Rialto’s strategy is straightforward: use the federal litigation to supply evidence to EPA and the regional board with the objective of obtaining orders for cleanup of the basin. California law requires such a lawsuit to invoke the decades of insurance coverage of many of the dischargers, some of whom otherwise lack funding.
Rialto’s objective has always been to play a supporting role to federal and state agencies to obtain the orders for prompt cleanup. That strategy has worked as to the county and its landfill.
The current State Water Board prosecution, which goes to hearing in Rialto Aug. 21-30, will hopefully result in a cleanup order on the eastern part of the plume as well. Rialto will participate and assist the RWQCB in presenting important evidence.
If that hearing, which has been delayed four times by the large, well-funded law firms representing the dischargers, is not successful, Rialto has as a backup its federal lawsuit, which should go to trial in late 2008. Either way, Rialto is committed to making the large corporate polluters and insurance companies pay for the cleanup.
The same federal litigation has been filed by the city of Colton, West Valley Water District and the private supplier Fontana Water Company. Right now, Rialto and Colton are doing the work in the litigation. The same water purveyors, and the county – both singly and jointly – have applied for federal and state cleanup money for years with only limited success.
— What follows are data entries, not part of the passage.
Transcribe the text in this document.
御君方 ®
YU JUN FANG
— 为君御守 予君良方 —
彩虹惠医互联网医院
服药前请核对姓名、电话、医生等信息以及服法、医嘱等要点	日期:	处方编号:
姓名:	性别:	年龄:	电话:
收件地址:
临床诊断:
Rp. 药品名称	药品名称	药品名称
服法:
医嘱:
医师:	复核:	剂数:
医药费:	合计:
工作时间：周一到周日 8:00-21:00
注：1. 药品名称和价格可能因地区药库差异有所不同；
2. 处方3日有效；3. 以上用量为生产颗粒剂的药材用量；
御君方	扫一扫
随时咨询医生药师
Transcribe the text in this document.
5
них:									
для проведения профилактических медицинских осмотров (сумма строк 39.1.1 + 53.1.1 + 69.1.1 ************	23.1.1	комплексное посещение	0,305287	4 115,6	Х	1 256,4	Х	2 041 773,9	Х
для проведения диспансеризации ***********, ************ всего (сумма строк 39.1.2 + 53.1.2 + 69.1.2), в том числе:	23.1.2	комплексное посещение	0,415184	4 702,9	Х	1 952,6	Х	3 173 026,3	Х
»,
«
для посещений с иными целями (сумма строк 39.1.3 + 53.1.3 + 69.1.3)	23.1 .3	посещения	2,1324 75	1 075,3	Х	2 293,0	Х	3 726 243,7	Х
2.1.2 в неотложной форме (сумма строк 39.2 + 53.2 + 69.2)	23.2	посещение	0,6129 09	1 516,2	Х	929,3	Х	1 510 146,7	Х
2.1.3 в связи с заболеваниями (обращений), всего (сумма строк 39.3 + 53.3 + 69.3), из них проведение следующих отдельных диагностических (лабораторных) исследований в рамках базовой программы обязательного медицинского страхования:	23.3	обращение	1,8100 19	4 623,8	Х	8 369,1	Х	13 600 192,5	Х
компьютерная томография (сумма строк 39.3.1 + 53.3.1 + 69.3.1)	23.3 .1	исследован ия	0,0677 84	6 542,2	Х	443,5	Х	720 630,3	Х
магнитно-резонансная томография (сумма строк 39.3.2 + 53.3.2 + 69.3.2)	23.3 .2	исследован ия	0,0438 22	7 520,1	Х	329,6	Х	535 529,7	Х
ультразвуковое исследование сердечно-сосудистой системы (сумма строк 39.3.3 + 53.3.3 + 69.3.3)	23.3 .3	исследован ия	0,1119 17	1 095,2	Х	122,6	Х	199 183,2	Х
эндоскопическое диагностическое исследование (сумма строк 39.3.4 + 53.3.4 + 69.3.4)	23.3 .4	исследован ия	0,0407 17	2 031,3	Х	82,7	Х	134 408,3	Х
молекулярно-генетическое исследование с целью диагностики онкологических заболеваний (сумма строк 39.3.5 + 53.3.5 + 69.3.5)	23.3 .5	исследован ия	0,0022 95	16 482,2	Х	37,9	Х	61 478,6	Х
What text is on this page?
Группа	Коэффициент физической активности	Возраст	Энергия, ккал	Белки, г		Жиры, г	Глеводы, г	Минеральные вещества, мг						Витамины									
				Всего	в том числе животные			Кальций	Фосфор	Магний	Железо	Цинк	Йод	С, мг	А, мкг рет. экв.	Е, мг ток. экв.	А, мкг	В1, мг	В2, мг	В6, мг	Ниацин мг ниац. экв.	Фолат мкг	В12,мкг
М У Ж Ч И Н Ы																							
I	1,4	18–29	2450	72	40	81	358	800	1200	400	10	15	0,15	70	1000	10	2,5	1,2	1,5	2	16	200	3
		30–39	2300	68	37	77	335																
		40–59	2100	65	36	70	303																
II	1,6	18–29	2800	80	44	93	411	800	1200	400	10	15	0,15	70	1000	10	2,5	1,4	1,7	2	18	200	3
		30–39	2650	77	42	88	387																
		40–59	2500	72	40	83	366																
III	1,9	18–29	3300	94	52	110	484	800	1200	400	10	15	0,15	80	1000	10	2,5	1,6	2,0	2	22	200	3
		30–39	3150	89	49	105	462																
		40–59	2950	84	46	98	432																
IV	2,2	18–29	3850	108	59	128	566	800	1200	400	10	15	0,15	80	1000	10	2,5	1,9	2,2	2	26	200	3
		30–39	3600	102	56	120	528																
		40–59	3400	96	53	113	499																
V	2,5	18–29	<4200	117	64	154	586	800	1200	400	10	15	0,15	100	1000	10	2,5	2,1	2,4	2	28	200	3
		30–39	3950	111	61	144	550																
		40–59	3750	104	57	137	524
Rialto is following a dual approach of assisting the administrative agencies and using the federal litigation as a backup. We request this newspaper and all affected citizens to support the current State Water Board prosecution in Rialto Aug. 21-30.
The state Legislature should be encouraged to supply funding for prosecution of the dischargers and to assist with the cleanup. EPA should likewise be more actively involved, and take further action on the evidence that has been supplied to it. The health and welfare of Rialto’s citizens, and its women and children in particular, deserve nothing less.
– Winnie Hanson, Rialto’s mayor pro tem, and Ed Scott, council member, comprise the Rialto Perchlorate Subcommittee.